J’essaye plusieurs autres traitements complémentaires : Cystine B6 (vitamines B6), injections de Bépanthène et Biotine et d’autres compléments alimentaires tel que la Levure de bière et la Spiruline. Les années passent sans que rien de transcendant ne se produise, peu importe ce que je tente (voir l’article Tous les traitement que j’ai testé). J’arrête le Minoxidil qui me donne des migraines et des démangeaisons horribles. Mais je continue Diane 35 et Androcur.

Arrêt des traitements après une phlébite

A 21 ans, je fais une phlébite (thrombose veineuse profonde) à cause du combo Diane 35 et Androcur. Je dois arrêter ces traitements, à vie, car le risque de faire un deuxième accident thromboembolique est trop élevé. Je suis effondrée. Je retourne voir le dermatologue qui me suivait, il remarque qu’il n’y a pas d’améliorations et change de discours, je n’aurais pas de repousses, on peut simplement limiter la chute, il me prescrit alors Aldactone (Spironolactone). Pour moi, rien ne change, pas de repousses bien sur, mais pas de baisse de chute non plus.

 

LE VOLUMATEUR OU COMPLÉMENT CAPILLAIRE

Première visite dans un centre spécialisé

Deux ans plus tard, je n’arrive plus à cacher mon crane, je déprime, des gens me font des remarques comme quoi j’ai des « trous dans les cheveux », je me sens mal dans ma peau… Je consulte alors un centre spécialisé dans les problèmes de chutes de ma région. Je suis pas du tout convaincue par mon entretien, je me sens poussé à l’achat durant tout le RDV pour un complément intégré (=tissé dans les cheveux) très cher qui nécessite une visite au centre tous les mois pour resserrer le « tissage ». Bien sur ces RDVs mensuels sont également très chers (environ 70€).

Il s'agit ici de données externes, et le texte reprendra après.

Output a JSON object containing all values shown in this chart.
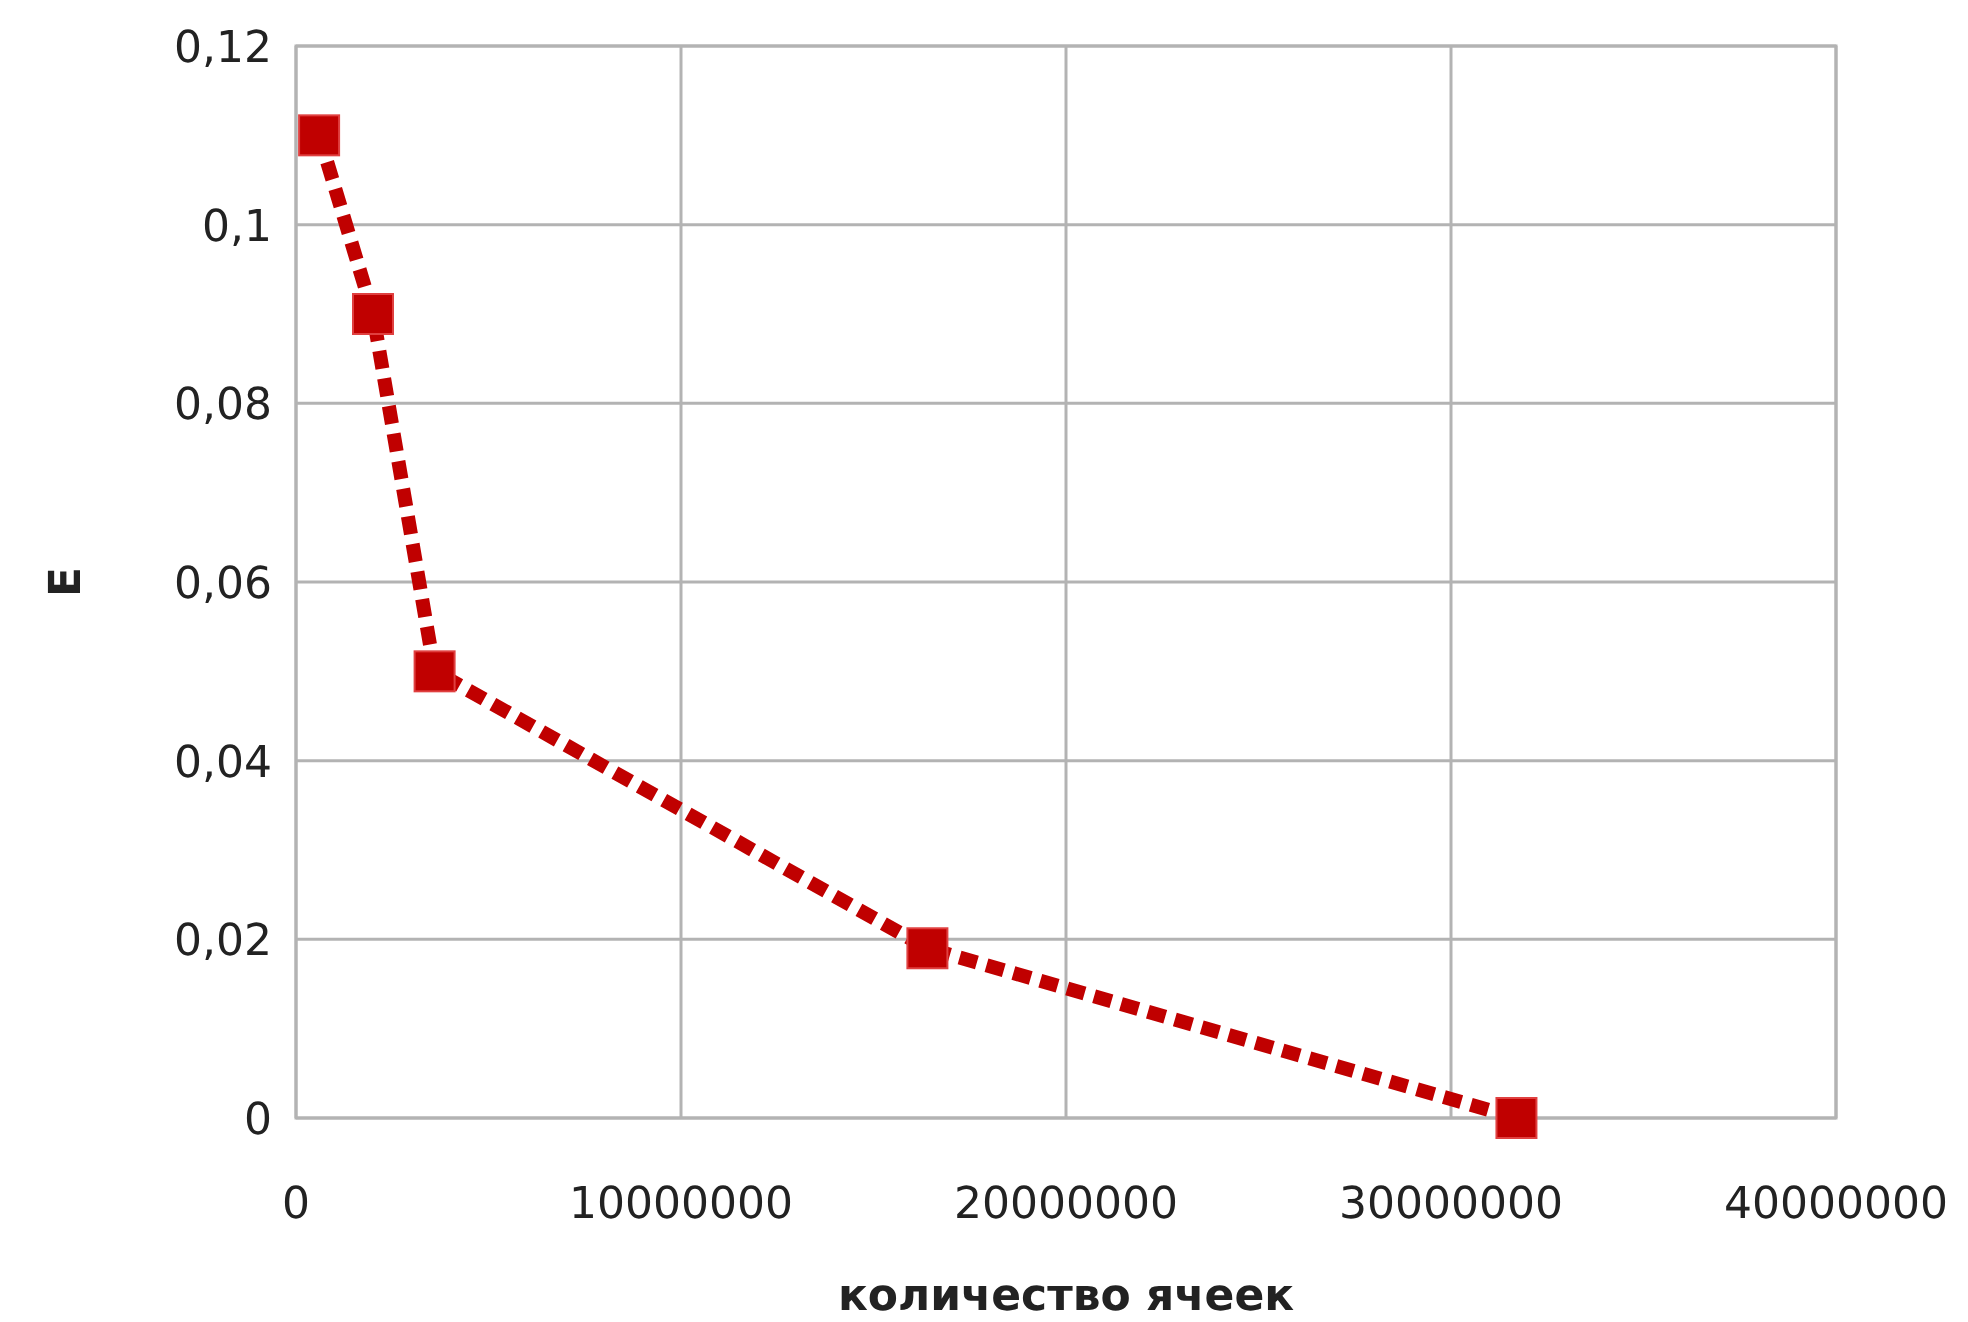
{
  "chart_data": {
    "type": "line",
    "xlabel": "количество ячеек",
    "ylabel": "E",
    "x": [
      600000,
      2000000,
      3600000,
      16400000,
      31700000
    ],
    "series": [
      {
        "color": "#c00000",
        "values": [
          0.11,
          0.09,
          0.05,
          0.019,
          0
        ]
      }
    ],
    "xlim": [
      0,
      40000000
    ],
    "xticks": [
      0,
      10000000,
      20000000,
      30000000,
      40000000
    ],
    "ylim": [
      0,
      0.12
    ],
    "yticks": [
      {
        "value": 0,
        "label": "0"
      },
      {
        "value": 0.02,
        "label": "0,02"
      },
      {
        "value": 0.04,
        "label": "0,04"
      },
      {
        "value": 0.06,
        "label": "0,06"
      },
      {
        "value": 0.08,
        "label": "0,08"
      },
      {
        "value": 0.1,
        "label": "0,1"
      },
      {
        "value": 0.12,
        "label": "0,12"
      }
    ],
    "grid": true,
    "marker": "square",
    "line_style": "dashed"
  }
}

La poudre de cheveux (K-Max, Toppik…)

Finalement, voyant que je ne prend pas sur cette histoire de complément, la personne me propose d’essayer une poudre. L’effet est bluffant et je craque pour ce produit, assez cher aussi vu la taille du flacon (environ 30€) ainsi qu’une « laque spéciale » qui permet de fixer la poudre (10-15€). Pendant un certain temps, j’utilise cette poudre, que je me procure ensuite sur Internet ou je la trouve bien moins chère. Mais mon problème ne change pas, il est seulement camouflé et j’ai parfois l’impression que la poudre empire l’état de mon cuir chevelu : démangeaisons à gogo, irritations et toujours de moins en moins de cheveux. Voir l’article Créer du volume ou cacher une perte de cheveux (alternative à la poudre K-Max, Toppik…).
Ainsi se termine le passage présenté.